Spatial transcriptomics is ultimately a histology‑anchored assay. The H&E or IF image is not decoration; it’s your first QC gate. Well‑preserved morphology with crisp nuclei, intact membranes, and consistent staining usually tracks with high‑quality counts. Conversely, folds, tears, chatter marks from sectioning, and detachment artifacts create spatial patterns of low counts that no algorithm can fix. Pay attention to tissue type as well. Adipose‑rich or calcified regions often perform poorly due to low RNA yield or poor adhesion, while highly vascular areas can show unexpected background if blood cells dominate the capture.

A frequent pitfall is assuming all regions in a section are equally informative. They aren’t. Before you launch clustering or neighborhood analyses, annotate the slide for regions to include or exclude. Masking obviously damaged areas, over‑stained regions, or out‑of‑focus tiles can raise the quality of your downstream findings more than any sophisticated normalization. In cell‑resolved ISH, verify that segmentation aligns with biology; if nuclei are clumped or cytoplasm is faint, transcripts may be misassigned, inflating cell sizes or creating artificial doublets.

A practical example: the necrotic core

Imagine analyzing a tumor section that includes a central necrotic core. Histologically, you’ll see loss of nuclear detail, ghost outlines of cells, and often a granular background. Biochemically, dead or dying cells degrade RNA, so the core yields few unique molecular identifiers and a low number of detected genes. On array capture slides, spots sitting over this zone look pale in expression maps and may show atypically high background or elevated mitochondrial fractions from fragmented mitochondria. In imaging‑based ISH, decoding density collapses and error‑correction may discard most signals as noise.

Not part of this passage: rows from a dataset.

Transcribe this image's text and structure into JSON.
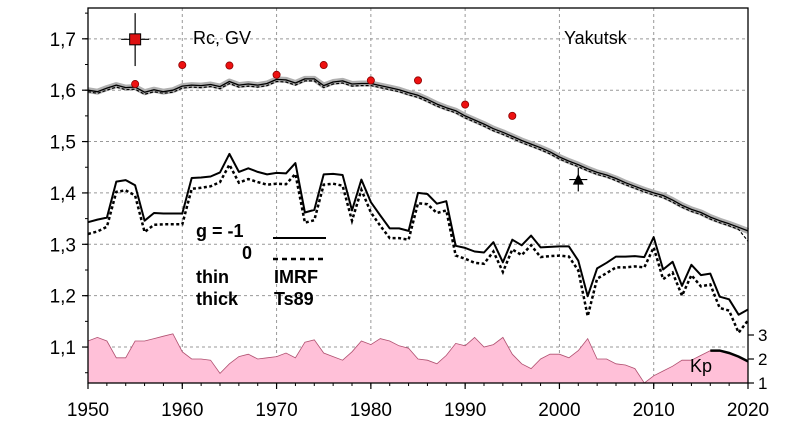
{
  "chart_data": {
    "type": "line",
    "x": {
      "min": 1950,
      "max": 2020,
      "ticks": [
        1950,
        1960,
        1970,
        1980,
        1990,
        2000,
        2010,
        2020
      ]
    },
    "y": {
      "min": 1.03,
      "max": 1.76,
      "ticks": [
        "1,1",
        "1,2",
        "1,3",
        "1,4",
        "1,5",
        "1,6",
        "1,7"
      ],
      "tick_values": [
        1.1,
        1.2,
        1.3,
        1.4,
        1.5,
        1.6,
        1.7
      ]
    },
    "grid": true,
    "annotations": {
      "rc_label": "Rc, GV",
      "station": "Yakutsk",
      "kp_label": "Kp"
    },
    "legend": {
      "g_text": "g = -1",
      "zero_text": "0",
      "thin_text": "thin",
      "thick_text": "thick",
      "imrf_text": "IMRF",
      "ts89_text": "Ts89"
    },
    "kp_axis": {
      "min": 1,
      "max": 3,
      "ticks": [
        "1",
        "2",
        "3"
      ]
    },
    "colors": {
      "kp_fill": "#ffc0d8",
      "points": "#ee1111",
      "grid": "#999999",
      "band": "#b0b0b0"
    },
    "upper_band": {
      "years": [
        1950,
        1951,
        1952,
        1953,
        1954,
        1955,
        1956,
        1957,
        1958,
        1959,
        1960,
        1961,
        1962,
        1963,
        1964,
        1965,
        1966,
        1967,
        1968,
        1969,
        1970,
        1971,
        1972,
        1973,
        1974,
        1975,
        1976,
        1977,
        1978,
        1979,
        1980,
        1981,
        1982,
        1983,
        1984,
        1985,
        1986,
        1987,
        1988,
        1989,
        1990,
        1991,
        1992,
        1993,
        1994,
        1995,
        1996,
        1997,
        1998,
        1999,
        2000,
        2001,
        2002,
        2003,
        2004,
        2005,
        2006,
        2007,
        2008,
        2009,
        2010,
        2011,
        2012,
        2013,
        2014,
        2015,
        2016,
        2017,
        2018,
        2019,
        2020
      ],
      "g_minus1": [
        1.6,
        1.597,
        1.604,
        1.61,
        1.605,
        1.606,
        1.596,
        1.601,
        1.597,
        1.6,
        1.608,
        1.61,
        1.609,
        1.611,
        1.607,
        1.617,
        1.61,
        1.612,
        1.61,
        1.613,
        1.621,
        1.62,
        1.614,
        1.622,
        1.622,
        1.609,
        1.616,
        1.618,
        1.612,
        1.613,
        1.613,
        1.609,
        1.605,
        1.601,
        1.595,
        1.59,
        1.582,
        1.573,
        1.566,
        1.56,
        1.55,
        1.542,
        1.534,
        1.525,
        1.518,
        1.51,
        1.502,
        1.495,
        1.488,
        1.48,
        1.47,
        1.462,
        1.455,
        1.447,
        1.44,
        1.435,
        1.428,
        1.42,
        1.413,
        1.406,
        1.4,
        1.395,
        1.386,
        1.376,
        1.368,
        1.362,
        1.353,
        1.346,
        1.34,
        1.333,
        1.326
      ],
      "g_zero": [
        1.597,
        1.594,
        1.6,
        1.606,
        1.601,
        1.602,
        1.592,
        1.597,
        1.594,
        1.596,
        1.604,
        1.606,
        1.605,
        1.607,
        1.603,
        1.613,
        1.606,
        1.608,
        1.606,
        1.609,
        1.617,
        1.616,
        1.61,
        1.618,
        1.618,
        1.605,
        1.612,
        1.614,
        1.608,
        1.609,
        1.609,
        1.605,
        1.601,
        1.597,
        1.591,
        1.586,
        1.578,
        1.569,
        1.562,
        1.556,
        1.546,
        1.538,
        1.53,
        1.521,
        1.514,
        1.506,
        1.498,
        1.491,
        1.484,
        1.476,
        1.466,
        1.458,
        1.451,
        1.443,
        1.436,
        1.431,
        1.424,
        1.416,
        1.409,
        1.402,
        1.396,
        1.391,
        1.382,
        1.372,
        1.364,
        1.358,
        1.349,
        1.342,
        1.336,
        1.329,
        1.306
      ]
    },
    "lower_series": {
      "years": [
        1950,
        1951,
        1952,
        1953,
        1954,
        1955,
        1956,
        1957,
        1958,
        1959,
        1960,
        1961,
        1962,
        1963,
        1964,
        1965,
        1966,
        1967,
        1968,
        1969,
        1970,
        1971,
        1972,
        1973,
        1974,
        1975,
        1976,
        1977,
        1978,
        1979,
        1980,
        1981,
        1982,
        1983,
        1984,
        1985,
        1986,
        1987,
        1988,
        1989,
        1990,
        1991,
        1992,
        1993,
        1994,
        1995,
        1996,
        1997,
        1998,
        1999,
        2000,
        2001,
        2002,
        2003,
        2004,
        2005,
        2006,
        2007,
        2008,
        2009,
        2010,
        2011,
        2012,
        2013,
        2014,
        2015,
        2016,
        2017,
        2018,
        2019,
        2020
      ],
      "g_minus1": [
        1.343,
        1.348,
        1.352,
        1.422,
        1.425,
        1.415,
        1.346,
        1.361,
        1.36,
        1.36,
        1.36,
        1.429,
        1.43,
        1.432,
        1.44,
        1.476,
        1.441,
        1.448,
        1.441,
        1.436,
        1.439,
        1.438,
        1.458,
        1.362,
        1.367,
        1.436,
        1.437,
        1.435,
        1.366,
        1.426,
        1.382,
        1.356,
        1.331,
        1.331,
        1.326,
        1.4,
        1.398,
        1.379,
        1.384,
        1.297,
        1.293,
        1.286,
        1.284,
        1.304,
        1.265,
        1.309,
        1.298,
        1.317,
        1.294,
        1.295,
        1.296,
        1.296,
        1.268,
        1.199,
        1.253,
        1.264,
        1.276,
        1.276,
        1.277,
        1.275,
        1.314,
        1.251,
        1.266,
        1.219,
        1.26,
        1.24,
        1.243,
        1.198,
        1.193,
        1.163,
        1.173
      ],
      "g_zero": [
        1.32,
        1.325,
        1.334,
        1.402,
        1.405,
        1.395,
        1.324,
        1.338,
        1.339,
        1.339,
        1.339,
        1.408,
        1.41,
        1.413,
        1.421,
        1.455,
        1.42,
        1.427,
        1.421,
        1.416,
        1.418,
        1.417,
        1.437,
        1.342,
        1.347,
        1.416,
        1.418,
        1.414,
        1.346,
        1.406,
        1.362,
        1.336,
        1.312,
        1.312,
        1.309,
        1.38,
        1.378,
        1.361,
        1.366,
        1.278,
        1.272,
        1.264,
        1.262,
        1.286,
        1.246,
        1.29,
        1.279,
        1.298,
        1.275,
        1.277,
        1.278,
        1.276,
        1.249,
        1.16,
        1.233,
        1.244,
        1.255,
        1.255,
        1.257,
        1.255,
        1.294,
        1.232,
        1.245,
        1.2,
        1.24,
        1.218,
        1.222,
        1.176,
        1.171,
        1.128,
        1.152
      ]
    },
    "red_points": {
      "x": [
        1955,
        1960,
        1965,
        1970,
        1975,
        1980,
        1985,
        1990,
        1995
      ],
      "y": [
        1.612,
        1.649,
        1.648,
        1.63,
        1.649,
        1.619,
        1.619,
        1.572,
        1.55
      ]
    },
    "red_square": {
      "x": 1955,
      "y": 1.699,
      "err_low": 1.647,
      "err_high": 1.75
    },
    "triangle": {
      "x": 2002,
      "y": 1.426,
      "err_low": 1.403,
      "err_high": 1.449
    },
    "kp": {
      "years": [
        1950,
        1951,
        1952,
        1953,
        1954,
        1955,
        1956,
        1957,
        1958,
        1959,
        1960,
        1961,
        1962,
        1963,
        1964,
        1965,
        1966,
        1967,
        1968,
        1969,
        1970,
        1971,
        1972,
        1973,
        1974,
        1975,
        1976,
        1977,
        1978,
        1979,
        1980,
        1981,
        1982,
        1983,
        1984,
        1985,
        1986,
        1987,
        1988,
        1989,
        1990,
        1991,
        1992,
        1993,
        1994,
        1995,
        1996,
        1997,
        1998,
        1999,
        2000,
        2001,
        2002,
        2003,
        2004,
        2005,
        2006,
        2007,
        2008,
        2009,
        2010,
        2011,
        2012,
        2013,
        2014,
        2015,
        2016,
        2017,
        2018,
        2019,
        2020
      ],
      "values": [
        2.75,
        2.9,
        2.75,
        2.05,
        2.05,
        2.75,
        2.75,
        2.85,
        2.95,
        3.05,
        2.3,
        2.0,
        2.0,
        1.95,
        1.4,
        1.8,
        2.1,
        2.2,
        2.0,
        2.05,
        2.1,
        2.25,
        2.05,
        2.7,
        2.8,
        2.25,
        2.1,
        1.95,
        2.3,
        2.75,
        2.6,
        2.85,
        2.75,
        2.55,
        2.45,
        2.0,
        1.95,
        1.8,
        2.15,
        2.65,
        2.55,
        2.9,
        2.5,
        2.6,
        2.9,
        2.2,
        1.8,
        1.6,
        2.0,
        2.2,
        2.2,
        2.05,
        2.35,
        2.85,
        2.0,
        2.0,
        1.8,
        1.75,
        1.6,
        1.0,
        1.3,
        1.5,
        1.7,
        1.95,
        1.95,
        2.15,
        2.35,
        2.35,
        2.25,
        2.1,
        1.9
      ]
    }
  }
}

Here is where integrating morphology with metrics pays off. First, use the H&E to delineate the necrotic area. Next, visualize counts and gene numbers over the slide; expect a stark depression that aligns with the morphological boundary. Finally, exclude or annotate this region before differential expression or spatial domain discovery. Otherwise, algorithms might call the necrotic core a “new cluster” and contaminate neighborhood statistics. If your biological question involves hypoxia or cell death at the invasive front, keep the perinecrotic rim but document its definition. The key is to let the tissue image guide the mask, then let the metrics confirm it.

Summary / Takeaways

Imaging‑based spatial transcriptomics measures RNA molecules in place, but what you ultimately analyze depends on resolution. ISH methods resolve transcripts at subcellular scales and, after segmentation, yield per‑cell maps; capture arrays summarize expression across micrometer‑scale spots that can mix multiple cells. Preprocessing is about faithful registration, decoding, and assignment. Quality control is about linking counts back to the slide and asking whether the spatial pattern matches biology or artifact. Above all, morphology is your compass. If the tissue shows damage, folds, or necrosis, the data will echo it. Start with the image, validate with metrics, and mask deliberately. Your downstream biology will be clearer, and your conclusions more robust.